Plusieurs organisations humanitaires sont sur place, réalisant un travail salutaire.

On ne se doute pas alors que les organismes humanitaires ont fort à faire aux quatre coins de la planète. Au Yémen, plusieurs organisations sont sur place, réalisant un travail salutaire. La présence de Médecins Sans Frontières (MSF) est indispensable. Depuis une quarantaine d’années, cet organisme indépendant, composé principalement de médecins et d’infirmières volontaires, agit dans les zones les plus dangereuses au monde, comme dans les zones de conflit. Il met en place des systèmes de santé d’urgence pour les personnes en situation de détresse.

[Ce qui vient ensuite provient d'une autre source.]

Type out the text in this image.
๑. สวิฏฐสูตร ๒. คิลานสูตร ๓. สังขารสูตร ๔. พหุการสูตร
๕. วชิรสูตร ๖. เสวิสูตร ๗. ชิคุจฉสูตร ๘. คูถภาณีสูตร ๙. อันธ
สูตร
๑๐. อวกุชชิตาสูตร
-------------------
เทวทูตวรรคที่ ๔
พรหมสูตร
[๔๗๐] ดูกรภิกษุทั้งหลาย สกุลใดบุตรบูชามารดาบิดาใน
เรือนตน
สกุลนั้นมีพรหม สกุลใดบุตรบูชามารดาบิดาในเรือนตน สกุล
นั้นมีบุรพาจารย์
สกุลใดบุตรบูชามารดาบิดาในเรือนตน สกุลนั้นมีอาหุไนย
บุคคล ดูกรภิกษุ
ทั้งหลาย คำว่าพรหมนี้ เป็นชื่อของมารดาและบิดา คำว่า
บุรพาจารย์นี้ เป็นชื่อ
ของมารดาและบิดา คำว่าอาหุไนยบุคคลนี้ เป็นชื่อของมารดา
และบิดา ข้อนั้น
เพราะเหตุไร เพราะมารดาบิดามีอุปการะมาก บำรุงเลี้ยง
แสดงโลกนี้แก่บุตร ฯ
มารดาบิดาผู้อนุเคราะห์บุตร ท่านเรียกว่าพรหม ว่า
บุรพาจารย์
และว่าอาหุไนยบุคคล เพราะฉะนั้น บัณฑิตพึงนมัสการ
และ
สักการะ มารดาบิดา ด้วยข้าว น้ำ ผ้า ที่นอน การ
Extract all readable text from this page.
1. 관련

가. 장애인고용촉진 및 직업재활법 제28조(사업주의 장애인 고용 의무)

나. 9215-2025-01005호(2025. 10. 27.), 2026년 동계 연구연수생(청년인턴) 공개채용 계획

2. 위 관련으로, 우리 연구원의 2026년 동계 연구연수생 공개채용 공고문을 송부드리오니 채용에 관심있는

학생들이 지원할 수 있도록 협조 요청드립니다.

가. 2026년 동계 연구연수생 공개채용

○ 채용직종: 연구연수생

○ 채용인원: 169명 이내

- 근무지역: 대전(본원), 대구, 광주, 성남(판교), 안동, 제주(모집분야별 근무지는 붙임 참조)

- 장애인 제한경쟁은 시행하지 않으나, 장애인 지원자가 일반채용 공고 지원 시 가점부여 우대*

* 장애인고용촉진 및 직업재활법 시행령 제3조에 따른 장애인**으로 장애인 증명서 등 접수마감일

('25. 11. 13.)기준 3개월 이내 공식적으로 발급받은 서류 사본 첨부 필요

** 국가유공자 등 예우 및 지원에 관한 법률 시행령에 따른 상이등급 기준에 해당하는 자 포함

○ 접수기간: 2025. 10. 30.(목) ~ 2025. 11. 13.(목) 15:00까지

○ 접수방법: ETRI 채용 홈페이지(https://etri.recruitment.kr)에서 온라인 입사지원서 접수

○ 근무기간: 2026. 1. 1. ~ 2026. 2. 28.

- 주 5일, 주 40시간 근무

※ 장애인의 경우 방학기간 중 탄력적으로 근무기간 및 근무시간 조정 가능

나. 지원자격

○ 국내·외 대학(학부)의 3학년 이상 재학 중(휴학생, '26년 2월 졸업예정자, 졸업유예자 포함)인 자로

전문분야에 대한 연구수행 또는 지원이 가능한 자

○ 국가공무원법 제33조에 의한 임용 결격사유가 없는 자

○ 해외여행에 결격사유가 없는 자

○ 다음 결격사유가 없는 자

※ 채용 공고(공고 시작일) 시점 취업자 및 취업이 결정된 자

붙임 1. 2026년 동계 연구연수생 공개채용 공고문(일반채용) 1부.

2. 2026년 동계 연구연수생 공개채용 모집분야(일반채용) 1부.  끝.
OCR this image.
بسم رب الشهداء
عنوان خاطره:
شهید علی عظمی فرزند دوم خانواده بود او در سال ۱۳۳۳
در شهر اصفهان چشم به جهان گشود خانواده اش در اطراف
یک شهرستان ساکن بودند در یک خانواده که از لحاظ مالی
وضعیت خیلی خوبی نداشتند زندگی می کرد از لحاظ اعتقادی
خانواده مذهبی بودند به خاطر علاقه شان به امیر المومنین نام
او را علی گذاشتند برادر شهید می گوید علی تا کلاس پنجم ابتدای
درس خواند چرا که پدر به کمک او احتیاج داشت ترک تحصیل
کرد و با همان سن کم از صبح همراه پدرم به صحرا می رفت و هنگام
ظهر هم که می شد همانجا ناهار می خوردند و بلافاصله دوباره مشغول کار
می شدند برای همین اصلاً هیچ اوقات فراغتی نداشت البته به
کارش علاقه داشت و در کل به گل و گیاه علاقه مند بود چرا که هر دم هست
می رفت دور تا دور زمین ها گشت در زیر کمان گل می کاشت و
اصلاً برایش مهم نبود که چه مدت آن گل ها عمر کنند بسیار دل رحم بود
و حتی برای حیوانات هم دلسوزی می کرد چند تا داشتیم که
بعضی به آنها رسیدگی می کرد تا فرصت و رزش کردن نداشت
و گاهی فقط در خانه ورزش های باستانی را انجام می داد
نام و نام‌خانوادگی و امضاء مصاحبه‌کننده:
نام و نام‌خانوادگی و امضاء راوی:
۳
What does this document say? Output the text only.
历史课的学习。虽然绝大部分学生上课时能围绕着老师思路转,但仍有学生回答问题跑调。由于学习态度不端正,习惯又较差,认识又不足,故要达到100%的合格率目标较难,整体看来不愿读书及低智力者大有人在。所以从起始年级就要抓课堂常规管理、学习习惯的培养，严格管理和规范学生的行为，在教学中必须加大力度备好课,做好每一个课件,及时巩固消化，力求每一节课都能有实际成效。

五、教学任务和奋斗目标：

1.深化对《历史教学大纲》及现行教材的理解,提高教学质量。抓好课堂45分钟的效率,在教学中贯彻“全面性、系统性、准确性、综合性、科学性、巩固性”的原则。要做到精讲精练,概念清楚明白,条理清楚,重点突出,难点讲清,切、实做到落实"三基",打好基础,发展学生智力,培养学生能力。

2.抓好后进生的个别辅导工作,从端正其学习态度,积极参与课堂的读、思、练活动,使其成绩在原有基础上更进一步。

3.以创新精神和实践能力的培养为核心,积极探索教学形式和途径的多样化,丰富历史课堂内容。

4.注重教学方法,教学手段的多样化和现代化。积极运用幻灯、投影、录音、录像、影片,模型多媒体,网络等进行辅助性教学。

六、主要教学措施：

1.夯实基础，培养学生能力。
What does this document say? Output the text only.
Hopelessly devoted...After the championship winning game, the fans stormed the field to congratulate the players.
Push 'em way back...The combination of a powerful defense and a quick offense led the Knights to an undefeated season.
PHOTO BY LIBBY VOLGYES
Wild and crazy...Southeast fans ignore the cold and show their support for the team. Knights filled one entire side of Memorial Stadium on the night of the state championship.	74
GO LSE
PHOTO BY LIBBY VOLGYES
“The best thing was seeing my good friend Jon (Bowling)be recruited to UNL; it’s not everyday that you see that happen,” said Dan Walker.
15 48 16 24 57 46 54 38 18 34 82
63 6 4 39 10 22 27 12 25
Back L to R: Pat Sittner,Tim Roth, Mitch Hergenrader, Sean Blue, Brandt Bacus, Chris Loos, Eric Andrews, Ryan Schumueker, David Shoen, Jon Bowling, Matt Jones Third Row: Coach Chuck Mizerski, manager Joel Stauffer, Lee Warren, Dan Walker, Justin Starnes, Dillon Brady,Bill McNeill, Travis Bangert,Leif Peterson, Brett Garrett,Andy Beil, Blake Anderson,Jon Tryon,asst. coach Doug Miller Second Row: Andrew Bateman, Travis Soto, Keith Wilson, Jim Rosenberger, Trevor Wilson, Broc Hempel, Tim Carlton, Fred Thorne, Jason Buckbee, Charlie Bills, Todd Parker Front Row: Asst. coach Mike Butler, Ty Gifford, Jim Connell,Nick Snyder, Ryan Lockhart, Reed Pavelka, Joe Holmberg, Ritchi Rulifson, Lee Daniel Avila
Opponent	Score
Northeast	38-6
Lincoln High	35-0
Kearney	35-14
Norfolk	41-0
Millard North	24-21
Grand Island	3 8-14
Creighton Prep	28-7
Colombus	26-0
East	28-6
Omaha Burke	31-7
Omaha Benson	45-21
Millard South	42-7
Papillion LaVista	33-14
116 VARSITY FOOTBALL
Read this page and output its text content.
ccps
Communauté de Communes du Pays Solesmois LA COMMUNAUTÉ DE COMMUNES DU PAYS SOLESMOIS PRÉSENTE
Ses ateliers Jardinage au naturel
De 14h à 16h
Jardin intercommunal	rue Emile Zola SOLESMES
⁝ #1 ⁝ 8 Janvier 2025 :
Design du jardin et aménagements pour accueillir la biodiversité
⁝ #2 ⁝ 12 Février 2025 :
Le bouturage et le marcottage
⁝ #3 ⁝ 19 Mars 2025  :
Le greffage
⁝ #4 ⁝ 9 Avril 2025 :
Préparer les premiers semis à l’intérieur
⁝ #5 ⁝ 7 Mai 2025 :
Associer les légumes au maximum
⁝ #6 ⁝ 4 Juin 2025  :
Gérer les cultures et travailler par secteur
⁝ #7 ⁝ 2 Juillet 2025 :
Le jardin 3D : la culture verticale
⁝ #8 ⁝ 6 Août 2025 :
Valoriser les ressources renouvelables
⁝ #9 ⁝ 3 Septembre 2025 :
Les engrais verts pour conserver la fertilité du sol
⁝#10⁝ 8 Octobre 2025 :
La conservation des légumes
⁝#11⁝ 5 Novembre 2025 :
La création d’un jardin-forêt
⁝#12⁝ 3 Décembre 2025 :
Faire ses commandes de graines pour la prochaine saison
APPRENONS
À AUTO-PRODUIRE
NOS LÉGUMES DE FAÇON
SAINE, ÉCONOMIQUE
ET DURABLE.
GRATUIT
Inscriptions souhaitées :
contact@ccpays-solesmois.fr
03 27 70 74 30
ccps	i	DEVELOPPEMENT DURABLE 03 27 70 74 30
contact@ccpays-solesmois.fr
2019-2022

Près de 1600 employés se trouvent actuellement au Yémen. L’accès aux soins est difficile, car de nombreuses structures hospitalières ne fonctionnent plus. Entre mars 2015 et juin 2017, MSF a reçu près de 552 000 patients dans ses services d’urgence et a pris en charge plus de 64 000 blessés de guerre (MSF, septembre 2017). L’organisme humanitaire lutte également contre l’épidémie de choléra: depuis juin dernier, 570 000 cas de choléra ont été déclarés. Cette maladie, pourtant facile à traiter, se développe facilement et peut provoquer la mort. MSF a traité plus de 91 600 patients (MSF, septembre 2017).

Cependant, les organismes humanitaires risquent d’agir encore longtemps au Yémen si la situation politique du pays ne s’améliore pas.

La question que l’on se pose aujourd’hui, c’est quand ces pays, comme la Syrie, l’Irak, le Yémen, ou encore le Soudan du Sud pourront enfin goûter à la paix? Car aujourd’hui, malheureusement, dans nos esprits, quand on pense à ces pays, on a tendance à les relier presque systématiquement à la guerre.